As above, changing the WiFi password, disconnects EVERYTHING.
Only reconnect when someone brings you a physical device.
Then you put that MAC address in the Approved list.

 

[john28443nc]

As above, changing the WiFi password, disconnects EVERYTHING.
Only reconnect when someone brings you a physical device.
Then you put that MAC address in the Approved list.

I'm not sure I follow how the password and Mac filter works. Once I give them the new password they don't need to bring me anything else? Or can I change the password to kick everything off the network. Then turn on Mac filtering and add the known device MAC addresses. Then reset the password to the original one and then only the devices that have had their Mac address added can get back on?

 

[kanewolf]

I'm not sure I follow how the password and Mac filter works. Once I give them the new password they don't need to bring me anything else? Or can I change the password to kick everything off the network. Then turn on Mac filtering and add the known device MAC addresses. Then reset the password to the original one and then only the devices that have had their Mac address added can get back on?

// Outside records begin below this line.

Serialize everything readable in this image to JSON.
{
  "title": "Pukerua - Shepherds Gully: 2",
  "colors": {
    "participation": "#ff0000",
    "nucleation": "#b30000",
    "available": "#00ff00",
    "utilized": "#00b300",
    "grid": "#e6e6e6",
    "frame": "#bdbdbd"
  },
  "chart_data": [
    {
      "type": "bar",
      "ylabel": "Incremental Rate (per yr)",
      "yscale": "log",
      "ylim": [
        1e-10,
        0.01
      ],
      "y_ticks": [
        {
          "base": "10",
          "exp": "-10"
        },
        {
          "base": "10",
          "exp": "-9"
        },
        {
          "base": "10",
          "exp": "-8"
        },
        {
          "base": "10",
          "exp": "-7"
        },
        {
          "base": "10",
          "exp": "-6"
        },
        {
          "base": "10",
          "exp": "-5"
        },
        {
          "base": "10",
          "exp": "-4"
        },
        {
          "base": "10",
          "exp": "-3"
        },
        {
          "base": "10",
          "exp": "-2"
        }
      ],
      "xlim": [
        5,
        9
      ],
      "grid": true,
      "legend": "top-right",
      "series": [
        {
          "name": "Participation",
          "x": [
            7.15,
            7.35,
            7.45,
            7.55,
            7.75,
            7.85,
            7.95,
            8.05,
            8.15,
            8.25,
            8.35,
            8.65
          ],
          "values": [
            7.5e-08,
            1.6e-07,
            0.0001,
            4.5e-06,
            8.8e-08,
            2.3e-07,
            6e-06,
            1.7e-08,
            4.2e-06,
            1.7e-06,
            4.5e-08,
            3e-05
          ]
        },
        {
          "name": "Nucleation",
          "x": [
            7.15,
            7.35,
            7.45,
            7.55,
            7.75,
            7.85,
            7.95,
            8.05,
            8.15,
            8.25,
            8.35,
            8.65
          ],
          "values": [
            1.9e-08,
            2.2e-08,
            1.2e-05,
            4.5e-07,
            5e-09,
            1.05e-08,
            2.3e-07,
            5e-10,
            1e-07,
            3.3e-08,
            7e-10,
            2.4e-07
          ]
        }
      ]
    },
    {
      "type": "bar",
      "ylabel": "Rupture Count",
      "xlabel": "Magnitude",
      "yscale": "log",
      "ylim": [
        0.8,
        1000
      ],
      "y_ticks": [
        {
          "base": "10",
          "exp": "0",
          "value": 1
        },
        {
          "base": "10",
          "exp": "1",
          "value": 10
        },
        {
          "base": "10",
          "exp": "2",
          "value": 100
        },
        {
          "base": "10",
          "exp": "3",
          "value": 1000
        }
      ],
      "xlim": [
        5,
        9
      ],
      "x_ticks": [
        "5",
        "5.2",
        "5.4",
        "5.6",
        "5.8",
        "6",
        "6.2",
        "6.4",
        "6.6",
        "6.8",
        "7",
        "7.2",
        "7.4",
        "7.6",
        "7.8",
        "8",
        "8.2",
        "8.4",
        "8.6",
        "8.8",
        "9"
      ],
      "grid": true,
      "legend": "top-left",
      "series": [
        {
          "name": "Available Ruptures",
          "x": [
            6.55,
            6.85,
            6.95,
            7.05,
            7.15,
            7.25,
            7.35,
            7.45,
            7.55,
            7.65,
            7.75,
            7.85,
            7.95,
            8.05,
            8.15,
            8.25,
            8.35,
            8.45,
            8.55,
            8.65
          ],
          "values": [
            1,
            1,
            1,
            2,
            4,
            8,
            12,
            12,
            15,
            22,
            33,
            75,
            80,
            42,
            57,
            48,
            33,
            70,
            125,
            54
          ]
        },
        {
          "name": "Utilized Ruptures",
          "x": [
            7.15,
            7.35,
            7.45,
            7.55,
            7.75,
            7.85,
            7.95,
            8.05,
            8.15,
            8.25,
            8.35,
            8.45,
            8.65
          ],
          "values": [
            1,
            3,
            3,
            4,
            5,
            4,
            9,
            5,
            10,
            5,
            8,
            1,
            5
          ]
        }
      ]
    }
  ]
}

You change the WIFI password to disconnect EVERYTHING. You enable MAC filtering. You have no authorized MAC addresses and no clients. As you are asked for passwords, you are brought devices to authorize. You enter the MAC addresses and provide the password. If a device is not in the MAC authorized list, even with the password it won't connect.
You DON'T revert the password the new password is the password going forward. You should change your WIFI password periodically for security anyway. Just think of this as the first update.

 

[john28443nc]

You change the WIFI password to disconnect EVERYTHING. You enable MAC filtering. You have no authorized MAC addresses and no clients. As you are asked for passwords, you are brought devices to authorize. You enter the MAC addresses and provide the password. If a device is not in the MAC authorized list, even with the password it won't connect.
You DON'T revert the password the new password is the password going forward. You should change your WIFI password periodically for security anyway. Just think of this as the first update.

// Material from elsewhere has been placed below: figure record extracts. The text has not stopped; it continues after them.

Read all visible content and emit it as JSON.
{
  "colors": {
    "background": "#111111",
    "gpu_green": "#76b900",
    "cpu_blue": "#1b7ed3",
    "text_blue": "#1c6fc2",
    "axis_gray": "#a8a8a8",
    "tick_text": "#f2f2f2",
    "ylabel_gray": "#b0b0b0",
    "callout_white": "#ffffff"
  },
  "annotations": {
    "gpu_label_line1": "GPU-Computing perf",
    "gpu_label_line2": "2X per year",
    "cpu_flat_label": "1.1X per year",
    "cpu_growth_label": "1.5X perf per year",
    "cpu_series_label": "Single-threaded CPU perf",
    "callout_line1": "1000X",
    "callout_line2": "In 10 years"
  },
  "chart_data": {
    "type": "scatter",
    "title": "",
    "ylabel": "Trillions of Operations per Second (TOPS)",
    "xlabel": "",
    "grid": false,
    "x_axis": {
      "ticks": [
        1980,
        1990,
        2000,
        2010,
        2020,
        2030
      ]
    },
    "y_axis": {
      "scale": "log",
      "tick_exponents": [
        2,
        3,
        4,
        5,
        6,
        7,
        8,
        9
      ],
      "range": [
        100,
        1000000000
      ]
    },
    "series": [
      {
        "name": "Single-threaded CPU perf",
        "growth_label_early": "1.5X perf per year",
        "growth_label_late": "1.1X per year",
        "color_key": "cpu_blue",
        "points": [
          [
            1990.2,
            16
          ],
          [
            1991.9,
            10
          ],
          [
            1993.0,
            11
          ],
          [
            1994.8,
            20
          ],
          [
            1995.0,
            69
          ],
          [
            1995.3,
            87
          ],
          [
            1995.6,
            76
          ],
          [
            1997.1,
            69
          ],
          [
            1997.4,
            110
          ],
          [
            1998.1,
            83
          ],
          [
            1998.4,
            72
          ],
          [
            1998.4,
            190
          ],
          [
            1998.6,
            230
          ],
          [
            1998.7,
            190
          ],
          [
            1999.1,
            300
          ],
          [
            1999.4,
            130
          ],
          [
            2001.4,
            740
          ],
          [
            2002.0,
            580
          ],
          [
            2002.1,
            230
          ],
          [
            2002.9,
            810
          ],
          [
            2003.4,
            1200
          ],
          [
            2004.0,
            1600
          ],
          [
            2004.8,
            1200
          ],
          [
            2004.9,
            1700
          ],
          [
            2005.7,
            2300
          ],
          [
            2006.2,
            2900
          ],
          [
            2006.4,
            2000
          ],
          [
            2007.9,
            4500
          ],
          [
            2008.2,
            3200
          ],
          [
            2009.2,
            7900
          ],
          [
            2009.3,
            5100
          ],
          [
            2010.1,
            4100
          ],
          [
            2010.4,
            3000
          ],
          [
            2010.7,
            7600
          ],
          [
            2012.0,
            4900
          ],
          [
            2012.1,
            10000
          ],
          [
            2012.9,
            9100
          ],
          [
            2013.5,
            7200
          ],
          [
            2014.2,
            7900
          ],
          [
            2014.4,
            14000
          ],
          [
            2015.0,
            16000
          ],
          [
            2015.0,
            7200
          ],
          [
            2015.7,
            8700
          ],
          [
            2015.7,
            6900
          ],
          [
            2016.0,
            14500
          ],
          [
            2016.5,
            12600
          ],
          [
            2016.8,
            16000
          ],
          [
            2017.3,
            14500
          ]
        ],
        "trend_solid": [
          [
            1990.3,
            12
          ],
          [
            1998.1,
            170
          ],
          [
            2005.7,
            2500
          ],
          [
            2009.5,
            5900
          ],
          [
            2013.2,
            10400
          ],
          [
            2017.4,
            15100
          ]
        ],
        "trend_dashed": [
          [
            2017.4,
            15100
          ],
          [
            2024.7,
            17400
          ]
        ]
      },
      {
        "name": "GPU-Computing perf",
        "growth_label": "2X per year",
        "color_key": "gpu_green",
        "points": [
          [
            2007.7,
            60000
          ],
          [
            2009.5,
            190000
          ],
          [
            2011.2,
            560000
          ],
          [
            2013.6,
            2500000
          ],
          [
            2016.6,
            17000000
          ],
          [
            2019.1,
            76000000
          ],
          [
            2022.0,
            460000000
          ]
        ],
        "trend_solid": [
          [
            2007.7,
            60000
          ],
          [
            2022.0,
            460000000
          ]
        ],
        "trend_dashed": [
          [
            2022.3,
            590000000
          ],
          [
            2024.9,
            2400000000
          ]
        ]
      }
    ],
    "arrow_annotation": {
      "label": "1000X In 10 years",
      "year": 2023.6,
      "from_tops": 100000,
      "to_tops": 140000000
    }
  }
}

Okay. I understand that. One more question. I have many devices like smart light bulbs, Roku decices, Chromecast, thermostats, etc that are a pain to Change the network/password on — and the number is growing every few months. There has to be a better way to provide security without changing the password every year. It would take all day or more for me to find and change them. Any help?

 

[bill001g]

This is the problem with security. To have very secure networks you have to give up convenience many times.

The solution to the passwords is to use enterprise mode and every person has their own ID and password. That way you know all the devices a person is using. To a point it is on them since if they tell a Friend and that person does something it will track back their userid

It is not that hard to setup you just need a radius server but people have been putting those on raspberry pi even.

Still that is not likely a solution. Because you have things like smart bulbs and thermostats you likely are going to have to leave WPS enabled. Most these devices have no way to set a initial SSID and passwords. They all depend on magic push button and everything connects via magic. WPS does not work with enterprise mode.

This magic comes at a very high price. Someone can crack the WPS function within seconds. It has been compromised for years and is recommended the feature be disabled. Unfortunately the dumb masses who need to watch youtube video to use a toaster don't want to be bothered with setting manual SSID and passwords. They are perfectly happy to trade off security for being lazy.